Die Schuldner, ein Ehepaar, waren Eigentümer eines Einfamilienhaus, dessen Zwangsversteigerung wegen hoher Schulden anstand; sie wohnten auch darin. Sie trugen vor, der erzwungene Auszug werde sie in den Selbstmord treiben und boten dafür Sachverständigengutachten an. Das LG Essen meinte, die Gefahr einer Selbsttötung sein nicht konkret genug vorgetragen und lehnte die Einstellung der Zwangsversteigerung ab. Der BGH hob die Entscheidung auf.
Das LG meinte, die vorgelegten Atteste würden kein psychisches Krankheitsbild ergeben, das zu einer zwanghaften Selbsttötung führe. Werde hier Selbstmord begangen, dann geschehe das aus freiem Willen. Wähle ein Schuldner jedoch angesichts seiner aussichtslosen wirtschaflichen und persönlichen Lage aus freiem Willen den Freitod, könne dies nicht zu einer Einstellung der Vollstreckung führen.

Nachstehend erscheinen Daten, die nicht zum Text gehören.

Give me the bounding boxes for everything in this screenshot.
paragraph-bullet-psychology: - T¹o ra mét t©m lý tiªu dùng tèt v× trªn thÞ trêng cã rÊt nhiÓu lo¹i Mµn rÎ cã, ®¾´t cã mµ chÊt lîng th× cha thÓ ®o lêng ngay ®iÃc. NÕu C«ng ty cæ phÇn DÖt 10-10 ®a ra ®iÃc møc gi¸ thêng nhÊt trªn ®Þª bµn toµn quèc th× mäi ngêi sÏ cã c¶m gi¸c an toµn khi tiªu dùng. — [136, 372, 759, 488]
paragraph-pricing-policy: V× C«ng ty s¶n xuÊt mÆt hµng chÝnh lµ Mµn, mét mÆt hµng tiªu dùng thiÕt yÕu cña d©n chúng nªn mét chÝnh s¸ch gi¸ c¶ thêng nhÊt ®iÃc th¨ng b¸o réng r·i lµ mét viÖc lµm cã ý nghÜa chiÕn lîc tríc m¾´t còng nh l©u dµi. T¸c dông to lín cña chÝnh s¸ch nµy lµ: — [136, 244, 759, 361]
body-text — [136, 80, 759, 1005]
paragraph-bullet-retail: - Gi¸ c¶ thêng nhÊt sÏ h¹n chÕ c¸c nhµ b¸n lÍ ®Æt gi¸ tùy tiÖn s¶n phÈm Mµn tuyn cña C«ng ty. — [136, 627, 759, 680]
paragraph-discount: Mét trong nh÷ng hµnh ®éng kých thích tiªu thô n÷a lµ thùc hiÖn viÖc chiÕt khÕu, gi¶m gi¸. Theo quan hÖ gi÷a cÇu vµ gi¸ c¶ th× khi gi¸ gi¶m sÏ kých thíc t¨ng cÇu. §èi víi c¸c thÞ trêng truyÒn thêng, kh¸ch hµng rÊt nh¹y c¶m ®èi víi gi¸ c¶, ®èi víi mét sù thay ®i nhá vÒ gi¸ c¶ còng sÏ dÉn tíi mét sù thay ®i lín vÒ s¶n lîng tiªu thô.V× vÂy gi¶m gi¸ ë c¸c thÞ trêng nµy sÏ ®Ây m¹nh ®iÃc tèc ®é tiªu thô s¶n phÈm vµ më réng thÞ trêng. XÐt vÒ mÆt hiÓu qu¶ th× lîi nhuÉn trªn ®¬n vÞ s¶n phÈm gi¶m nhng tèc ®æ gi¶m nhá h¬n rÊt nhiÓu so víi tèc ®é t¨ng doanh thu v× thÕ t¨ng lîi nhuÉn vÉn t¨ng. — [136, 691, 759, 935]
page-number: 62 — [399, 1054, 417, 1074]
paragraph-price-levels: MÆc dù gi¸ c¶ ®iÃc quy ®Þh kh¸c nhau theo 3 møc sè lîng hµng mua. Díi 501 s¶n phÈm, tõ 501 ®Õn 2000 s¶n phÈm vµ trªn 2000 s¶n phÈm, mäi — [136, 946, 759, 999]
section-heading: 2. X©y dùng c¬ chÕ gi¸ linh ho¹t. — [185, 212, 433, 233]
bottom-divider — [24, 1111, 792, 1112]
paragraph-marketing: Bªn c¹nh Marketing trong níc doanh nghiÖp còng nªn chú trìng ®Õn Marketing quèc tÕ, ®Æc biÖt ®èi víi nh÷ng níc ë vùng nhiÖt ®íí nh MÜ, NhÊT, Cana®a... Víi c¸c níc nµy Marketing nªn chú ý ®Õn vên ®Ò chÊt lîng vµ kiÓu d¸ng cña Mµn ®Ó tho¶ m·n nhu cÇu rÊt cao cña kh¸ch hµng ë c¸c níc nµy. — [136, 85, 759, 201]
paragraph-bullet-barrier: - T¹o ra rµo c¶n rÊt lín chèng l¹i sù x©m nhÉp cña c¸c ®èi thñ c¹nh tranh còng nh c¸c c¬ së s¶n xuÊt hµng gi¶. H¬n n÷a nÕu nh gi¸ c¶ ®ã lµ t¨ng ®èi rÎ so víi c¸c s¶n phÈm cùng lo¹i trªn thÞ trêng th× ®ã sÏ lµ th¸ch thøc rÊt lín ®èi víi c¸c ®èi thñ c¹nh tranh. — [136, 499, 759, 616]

In seinem Urteil V ZB 215/09 v. 16.12.2010 = FamRZ 2011, 478 sah der BGH das anders: Bestehe die ernsthafte Gefahr der Selbsttötung, egal ob zwanghaft oder aus freiem Willen, sei die Zwangsversteigerung einzustellen. Der Schutz des Lebens und der körperlichen Unversehrteit gem. Art. 2 GG gehe vor. Zwar sei bekannt, dass Suizidabsichten oft nur vorgespiegelt würden, um ungerechtfertigt Vollstreckungsschutz nach § 765a ZPO zu erlangen. Böte der Schuldner jedoch für die Ernsthaftigkeit seiner Absichten ein Sachverständigengutachten an, dann müsse das Gericht diesem Beweisangebot nachkommen und so ermitteln, ob die Suizidabsicht nur vorgetäuscht ist oder tatsächlich existiert. Der bloße Verdacht, dass der Schuldner rechtsmißbräuchlich handelt, reicht nicht aus, die einstweilige Einstellung der Zwangsvollstreckung abzulehnen.